My daughter loves to "color." She giggles when handed crayons and often travels from room to room with an etch-a-sketch in tow. Without fail, after she has scribbled by herself for a few minutes, she will ask me or my husband to draw for her. At first her requests were simple and often based on what I (given my lack of artistic talent) had previously drawn: simple shapes, letters, perhaps a cat if I were feeling ambitious. But these days her preferences have become more specific. "Mama, draw Miss Sarah." "Draw down dog." "Draw Omaha."
I first found myself trying to steer her instead toward something more befitting my stick-figure skills. "Why don't we draw a tree..." But she would not be deterred. "Sweetheart, mama is not a good artist," I heard myself say, and then I stopped.

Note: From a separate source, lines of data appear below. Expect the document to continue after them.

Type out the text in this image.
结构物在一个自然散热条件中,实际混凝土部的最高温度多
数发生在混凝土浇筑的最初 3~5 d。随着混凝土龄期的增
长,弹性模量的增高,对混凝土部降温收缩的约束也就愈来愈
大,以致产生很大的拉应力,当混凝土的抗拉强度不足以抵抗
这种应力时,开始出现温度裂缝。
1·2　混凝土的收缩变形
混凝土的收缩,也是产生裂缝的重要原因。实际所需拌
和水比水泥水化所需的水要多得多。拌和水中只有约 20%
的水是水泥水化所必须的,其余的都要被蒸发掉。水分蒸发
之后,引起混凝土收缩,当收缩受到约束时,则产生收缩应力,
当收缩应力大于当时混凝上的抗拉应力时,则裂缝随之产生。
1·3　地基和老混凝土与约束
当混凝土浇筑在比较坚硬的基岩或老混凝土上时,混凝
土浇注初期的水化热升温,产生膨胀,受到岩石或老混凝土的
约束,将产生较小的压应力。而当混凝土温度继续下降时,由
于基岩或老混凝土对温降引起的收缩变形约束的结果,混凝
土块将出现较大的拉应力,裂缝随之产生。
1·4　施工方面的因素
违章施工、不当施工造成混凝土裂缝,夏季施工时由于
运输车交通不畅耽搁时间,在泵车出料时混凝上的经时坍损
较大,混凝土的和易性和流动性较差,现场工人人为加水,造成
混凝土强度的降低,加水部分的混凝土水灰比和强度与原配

I realized I was allowing my self-consciousness to stand in the way of a bonding opportunity. My daughter was not demanding a perfect representation. She was not sharpening her art critic skills. She was asking to play together - sharing a moment and a sketchpad.
So I put crayon to paper, and I was delighted to discover a stick figure with a ponytail is a perfectly suitable rendering of her favorite teachers. A few rectangles under a blue sky pass muster for a city scape. And she has yet to complain that cats, dogs, and horses bear a striking resemblance to one another...
Where have you allowed your perfectionism to stand in the way of sharing a moment or taking a first step? What light can you let shine through the cracks in your veneer?